Wednesday, March 27, 2024

Stitch: Fastest, independent novel chip for wearables

Wearable technology is one of the biggest innovations in recent time. These are becoming increasingly popular and a key part of our life. These devices allow people to keep track of their physical activity and health, run applications and receive notifications remotely from a smartphone. And in coming years most people worldwide are expected to own at least one of these tiny devices.

However, when compared with smartphones, wearable devices are more limited in terms of their battery size, storage capacity, and computational power. Besides, wearables usually need to be paired with a smartphone in order to function effectively.

To overcome these drawbacks of wearables, NUS Computing researchers led by Professors Tulika Mitra and Peh Li-Shiuan have developed a novel processor chip called “Stitch”.

We are looking for solutions where the wearable device can do everything for you without having to rely on any other device. The challenge is achieving such high performance at low power on a very small device,” said Prof Mitra.

Stitch is a novel processing chip
Stitch is a novel processing chip

Most processor chips used in wearable devices rely mainly on software solutions to carry out their various functions. Whereas Stitch is quite different, it makes the use of both hardware and software solutions.

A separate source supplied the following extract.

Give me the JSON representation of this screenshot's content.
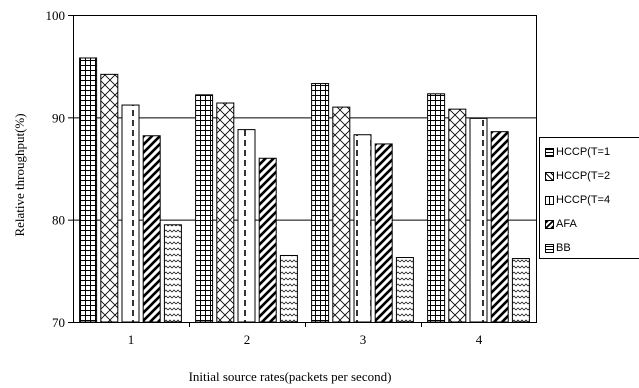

Software is important as it gives a chip the flexibility to be used across a variety of different applications, whether it is to allow a user to interact with the wearable through finger gestures or to guide a user through his daily commute. Hardware is needed to drive the performance of a wearable device,” Prof Peh explained.

Stitch consists of 16 cores or processing units that are put together on a mesh network. Having a huge, complex hardware accelerator within each core would bulk up the chip. So, the team integrated each core with a tiny accelerator patch that are “stitched” together virtually to create large accelerators.

The creativity in the design also lies in the diversity of the multiple cores of the novel chip. It contains patches with different functionalities, which allows each patch to function individually and follow its own set of instructions or computational patterns.

PhD student Manupa Karunaratne (left) with Professor Tulika Mitra (right).
PhD student Manupa Karunaratne (left) with Professor Tulika Mitra (right).

Compared with LOCUS, a homogeneous-core chip they developed in 2014 when the project first began, Stitch’s performance was two times better despite being 7.5 times smaller.

Also, it chalked remarkably high scores when tested for various applications such as finger gesture recognition, image classification, and pinpointing user location.

The benefit of such a hardware-software co-design is that you get low-power, high-performance across multiple application domains. We now can match the needs of each application to the patch with the corresponding functionality, hence enable the wearable device to perform effectively and independently,” Prof Mitra added.

Yet, the current version of Stitch is unable to perform multiple functions simultaneously. It requires the developer to pre-determine each task.

So, in coming months, the team want to take Stitch one step further, by making the chip more dynamic.